However, the group points out that the rand’s sudden depreciation in early May, together with the impact of loadshedding, will add to imported inflation and keep price pressures elevated and therefore, the group expects inflation to average around 6.0% in 2023.
Oxford Economics Africa says South African forward rate agreements are pointing to further rate increases this year. “We think the market might be getting ahead of itself with headline inflation expected to fall back to within the target range over the next couple of months.”
Independent economists, Prof.
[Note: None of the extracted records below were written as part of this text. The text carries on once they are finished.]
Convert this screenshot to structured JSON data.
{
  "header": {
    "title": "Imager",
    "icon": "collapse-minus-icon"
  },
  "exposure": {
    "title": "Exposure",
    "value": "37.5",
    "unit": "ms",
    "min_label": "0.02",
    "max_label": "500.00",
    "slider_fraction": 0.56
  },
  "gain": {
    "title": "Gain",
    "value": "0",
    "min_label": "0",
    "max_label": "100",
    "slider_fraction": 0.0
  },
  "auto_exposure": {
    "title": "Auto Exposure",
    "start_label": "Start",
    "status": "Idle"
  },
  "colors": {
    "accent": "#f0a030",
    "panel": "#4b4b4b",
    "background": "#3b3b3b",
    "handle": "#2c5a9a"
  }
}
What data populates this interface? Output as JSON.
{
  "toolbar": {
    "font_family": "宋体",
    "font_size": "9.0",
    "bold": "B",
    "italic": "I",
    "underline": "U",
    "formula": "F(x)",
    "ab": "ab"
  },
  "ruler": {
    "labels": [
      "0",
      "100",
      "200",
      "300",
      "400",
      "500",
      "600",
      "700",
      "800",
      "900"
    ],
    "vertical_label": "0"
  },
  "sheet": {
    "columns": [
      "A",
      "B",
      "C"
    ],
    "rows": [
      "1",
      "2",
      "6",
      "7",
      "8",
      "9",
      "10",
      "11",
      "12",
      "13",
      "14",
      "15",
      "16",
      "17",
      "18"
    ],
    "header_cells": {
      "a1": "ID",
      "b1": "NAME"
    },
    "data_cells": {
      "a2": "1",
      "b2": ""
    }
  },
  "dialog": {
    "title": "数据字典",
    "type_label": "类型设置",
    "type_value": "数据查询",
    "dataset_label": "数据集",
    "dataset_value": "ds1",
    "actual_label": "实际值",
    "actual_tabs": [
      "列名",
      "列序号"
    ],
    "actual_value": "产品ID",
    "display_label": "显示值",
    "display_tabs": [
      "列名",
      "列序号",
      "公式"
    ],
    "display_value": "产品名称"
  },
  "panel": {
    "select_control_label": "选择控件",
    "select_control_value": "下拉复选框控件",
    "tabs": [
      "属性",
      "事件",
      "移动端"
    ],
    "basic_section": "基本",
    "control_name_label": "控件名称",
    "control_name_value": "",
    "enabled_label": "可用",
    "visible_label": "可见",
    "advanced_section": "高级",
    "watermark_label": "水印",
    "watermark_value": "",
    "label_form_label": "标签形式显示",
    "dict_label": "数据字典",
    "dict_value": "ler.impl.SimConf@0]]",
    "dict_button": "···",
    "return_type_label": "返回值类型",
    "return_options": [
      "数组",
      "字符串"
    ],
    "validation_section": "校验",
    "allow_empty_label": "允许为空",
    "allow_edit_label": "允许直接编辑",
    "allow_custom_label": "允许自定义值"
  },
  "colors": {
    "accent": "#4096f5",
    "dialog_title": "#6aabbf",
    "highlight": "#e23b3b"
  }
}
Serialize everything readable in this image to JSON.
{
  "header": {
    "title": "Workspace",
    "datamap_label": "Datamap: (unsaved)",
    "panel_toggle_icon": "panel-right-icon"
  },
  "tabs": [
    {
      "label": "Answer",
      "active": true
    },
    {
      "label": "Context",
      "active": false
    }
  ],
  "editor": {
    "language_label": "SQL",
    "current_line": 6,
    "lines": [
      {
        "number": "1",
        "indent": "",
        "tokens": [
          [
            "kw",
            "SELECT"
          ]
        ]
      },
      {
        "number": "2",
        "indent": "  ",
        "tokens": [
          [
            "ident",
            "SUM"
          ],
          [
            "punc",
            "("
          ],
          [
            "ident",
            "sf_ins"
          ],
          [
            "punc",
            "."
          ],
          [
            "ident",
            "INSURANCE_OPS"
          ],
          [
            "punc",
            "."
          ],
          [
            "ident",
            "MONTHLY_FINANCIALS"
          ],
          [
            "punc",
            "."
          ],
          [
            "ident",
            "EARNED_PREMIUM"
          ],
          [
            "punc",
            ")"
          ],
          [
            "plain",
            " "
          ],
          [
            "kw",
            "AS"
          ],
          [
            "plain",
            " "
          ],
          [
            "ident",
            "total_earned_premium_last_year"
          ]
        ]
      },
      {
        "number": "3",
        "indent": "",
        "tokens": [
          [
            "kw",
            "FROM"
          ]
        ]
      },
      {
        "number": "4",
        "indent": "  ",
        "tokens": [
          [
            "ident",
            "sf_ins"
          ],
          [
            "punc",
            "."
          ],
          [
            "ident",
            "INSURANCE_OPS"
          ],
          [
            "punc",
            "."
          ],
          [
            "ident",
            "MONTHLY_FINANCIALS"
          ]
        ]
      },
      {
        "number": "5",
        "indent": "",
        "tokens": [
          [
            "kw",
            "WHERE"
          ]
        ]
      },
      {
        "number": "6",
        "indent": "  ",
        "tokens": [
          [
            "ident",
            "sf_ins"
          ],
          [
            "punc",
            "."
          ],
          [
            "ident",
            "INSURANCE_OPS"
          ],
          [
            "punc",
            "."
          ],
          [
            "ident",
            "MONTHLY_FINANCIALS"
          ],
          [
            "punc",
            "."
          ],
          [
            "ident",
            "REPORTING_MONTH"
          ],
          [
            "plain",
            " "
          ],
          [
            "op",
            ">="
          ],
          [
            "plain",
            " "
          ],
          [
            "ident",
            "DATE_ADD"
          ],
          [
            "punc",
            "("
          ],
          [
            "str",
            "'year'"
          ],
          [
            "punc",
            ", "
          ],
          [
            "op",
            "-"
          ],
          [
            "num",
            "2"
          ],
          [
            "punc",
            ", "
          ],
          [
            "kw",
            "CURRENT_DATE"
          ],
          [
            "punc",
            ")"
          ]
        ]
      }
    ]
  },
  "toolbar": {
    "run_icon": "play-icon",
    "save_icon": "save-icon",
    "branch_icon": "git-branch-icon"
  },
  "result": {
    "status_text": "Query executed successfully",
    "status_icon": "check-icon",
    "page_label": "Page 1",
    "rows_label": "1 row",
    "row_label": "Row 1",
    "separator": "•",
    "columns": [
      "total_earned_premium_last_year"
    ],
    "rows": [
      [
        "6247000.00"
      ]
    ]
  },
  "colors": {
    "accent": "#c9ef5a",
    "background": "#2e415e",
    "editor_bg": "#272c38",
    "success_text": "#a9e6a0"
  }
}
Bonke Dumisa, said the lower inflation rate is good news for a change, with even food inflation easing slightly from its worst 14% in March. “I believe this must be a good reason for the MPC to effect a repo rate increase of only 25 basis points tomorrow.”
ALSO READ: More repo rate pain for South Africans expected this week
Good inflation probably peaked
The Nedbank Group Economic Unit says it forecasts inflation to continue trending lower off a higher base in the coming months. “Lower fuel prices will be the main drag as they benefit from lower crude oil prices. Food inflation has probably peaked and should also begin trending down, helped by the moderation in global food prices and higher local crop production due to favourable weather conditions.”
However, the group says, there are risks that inflation could recede at a slower pace than expected. “The biggest concern is the rand, which could remain under pressure given volatile global risk sentiment and unfavourable domestic factors, including worries about persistent load-shedding, poor growth prospects and political noises ahead of the 2024 elections that will limit the benefits of lower global commodity prices.”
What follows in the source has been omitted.